Good Hospitality Training May Make the Food Taste Better

It might surprise you to hear this from a chef, but the hospitality jobs in the front of a restaurant are sometimes more important than the chef jobs back in the kitchen. This is something to keep in mind if you are considering a career in hospitality.

Restaurant Visits By a Chef

From time to time, I am invited to restaurants to "check them out." I generally enjoy these visits since it is a pleasure to sample the works of other cooks. I also like to eat someone's cooking other than my own.

One thing I've really come to understand is how the hospitality training of the staff and the quality of hospitality job they are doing can make or break a restaurant. Never think that a career in hospitality will leave you in an unimportant position in the life of a restaurant. The greeters, maitre d's, waiters, wine stewards, table personnel, bartenders, and other hospitality jobs in a restaurant can change the way a guest views the establishment.

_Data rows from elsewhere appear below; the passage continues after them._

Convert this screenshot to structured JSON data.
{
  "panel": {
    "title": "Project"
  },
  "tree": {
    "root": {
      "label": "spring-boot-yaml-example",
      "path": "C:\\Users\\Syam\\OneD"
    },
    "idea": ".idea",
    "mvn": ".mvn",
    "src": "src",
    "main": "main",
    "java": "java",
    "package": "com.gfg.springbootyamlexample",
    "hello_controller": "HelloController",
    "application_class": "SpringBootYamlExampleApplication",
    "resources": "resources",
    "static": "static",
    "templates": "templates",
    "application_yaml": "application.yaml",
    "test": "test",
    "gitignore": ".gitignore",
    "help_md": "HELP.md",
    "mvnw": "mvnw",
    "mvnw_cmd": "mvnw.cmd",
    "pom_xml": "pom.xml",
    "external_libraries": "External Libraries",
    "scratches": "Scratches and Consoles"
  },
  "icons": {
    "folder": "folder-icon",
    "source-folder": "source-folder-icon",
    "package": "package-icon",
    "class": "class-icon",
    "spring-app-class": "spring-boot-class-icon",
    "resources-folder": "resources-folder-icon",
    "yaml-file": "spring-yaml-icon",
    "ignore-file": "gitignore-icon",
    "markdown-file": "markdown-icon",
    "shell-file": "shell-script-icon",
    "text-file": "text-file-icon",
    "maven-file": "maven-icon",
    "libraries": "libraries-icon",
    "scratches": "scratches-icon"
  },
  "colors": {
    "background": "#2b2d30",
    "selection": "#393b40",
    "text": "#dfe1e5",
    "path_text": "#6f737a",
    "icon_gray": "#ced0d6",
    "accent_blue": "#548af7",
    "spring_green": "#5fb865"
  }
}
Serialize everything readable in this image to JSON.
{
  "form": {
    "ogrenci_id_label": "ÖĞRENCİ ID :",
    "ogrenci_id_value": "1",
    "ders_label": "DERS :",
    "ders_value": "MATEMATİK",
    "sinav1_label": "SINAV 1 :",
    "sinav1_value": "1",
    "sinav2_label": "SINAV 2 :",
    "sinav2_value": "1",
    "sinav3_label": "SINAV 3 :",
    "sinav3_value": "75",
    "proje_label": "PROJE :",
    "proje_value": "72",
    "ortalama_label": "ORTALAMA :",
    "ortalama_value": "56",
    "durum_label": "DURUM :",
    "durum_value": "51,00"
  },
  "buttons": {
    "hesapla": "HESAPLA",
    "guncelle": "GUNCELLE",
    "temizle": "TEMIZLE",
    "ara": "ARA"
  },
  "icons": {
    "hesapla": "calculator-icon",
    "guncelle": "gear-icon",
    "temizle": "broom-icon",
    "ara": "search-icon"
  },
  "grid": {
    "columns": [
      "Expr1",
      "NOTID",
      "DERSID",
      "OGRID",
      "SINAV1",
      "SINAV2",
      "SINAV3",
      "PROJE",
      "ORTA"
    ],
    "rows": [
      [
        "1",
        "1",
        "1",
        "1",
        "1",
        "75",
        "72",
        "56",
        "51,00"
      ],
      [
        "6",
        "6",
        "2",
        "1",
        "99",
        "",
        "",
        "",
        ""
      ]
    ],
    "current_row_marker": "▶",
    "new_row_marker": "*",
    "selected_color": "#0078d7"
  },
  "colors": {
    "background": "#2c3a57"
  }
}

I ate at one small restaurant where the chef was in his first job as a head cook. His dishes were good, but very conservative. In other words, there was nothing that exciting or memorable. However, I can still remember every detail of the meal. I smile when I think of it. The reason was the level of hospitality training that the support staff had. Every person I encountered made me feel welcome.

Another visit during the same month was not quite so successful. The food was magnificent--except that an inattentive wait staff served it so carelessly that it was no longer hot. The maitre d' and the waiters all seemed to be in bad moods. The chef might as well have opened a can of beans to serve me since no amount of fine cooking could overcome the poor hospitality job being done by the restaurant staff.